Cześć Kochani,
parę dni mnie nie było a jest to spowodowane tym, że tyle zmartwień jest w mojej rodzinie:( są rzeczy ważne i ważniejsze, jednak mimo wszystko starałam się trzymać dyscyplinę:
- posiłki co 3-4 godziny,
- picie wody (jeszcze nie jest idealnie, bo wypijam max 1 l)
Z ćwiczeniami było gorzej, bo jak nie mały remont w domu i trzeba było posprzątać to już potem sił nie było na nic więcej, to w weekend pojechałam do rodziców i nie było kiedy poćwiczyć.
Wszystko odbiłam sobie w niedzielę, spędzając półtora godziny na basenie, a potem pół godzinki rowerkiem.
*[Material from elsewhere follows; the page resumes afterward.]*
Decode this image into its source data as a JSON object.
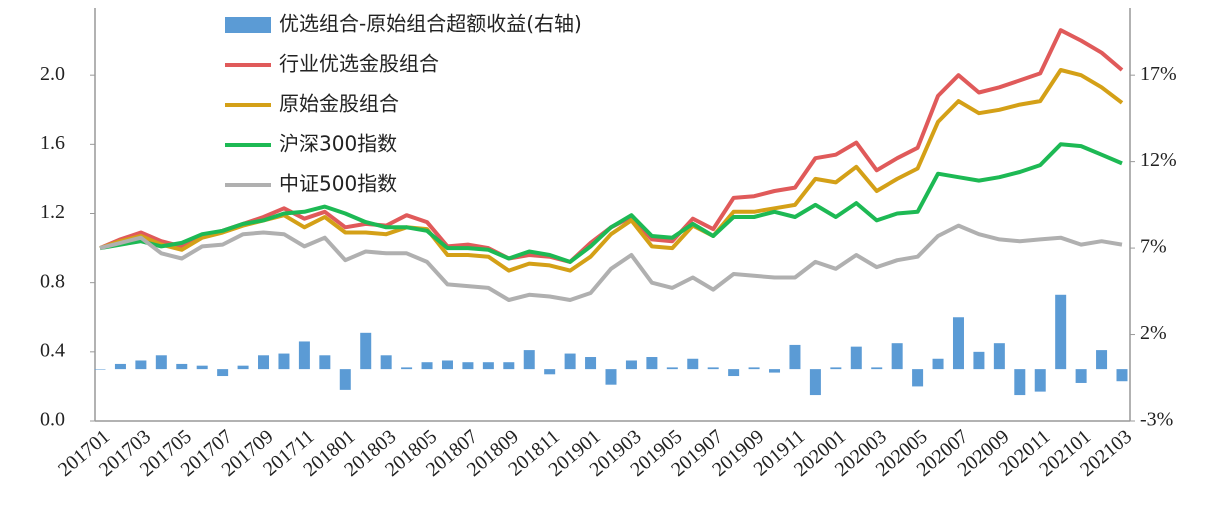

Dzisiaj mam wrażenie, że się przeforsowałam:(
Domdom89
1 sierpnia 2016, 20:43Dobrze, trzymaj czas psilkow ;P woda tez wazna, sama musze sie pilnowac ;) A co robilas dzis jakies cwiczonka? Trzeba zaczac sierpien z kopem ;D pozdrawiam i zycze aktywnego sierpnia
Marta.marta.marta
1 sierpnia 2016, 21:03Właśnie zeszłam z rowerka, 30 minut jazdy jakbym się ścigała;) w nogach zakwasy, na czole litry potu ale szczęśliwa coraz bardziej, że z większym zaangażowaniem wykonuję ćwiczenia:)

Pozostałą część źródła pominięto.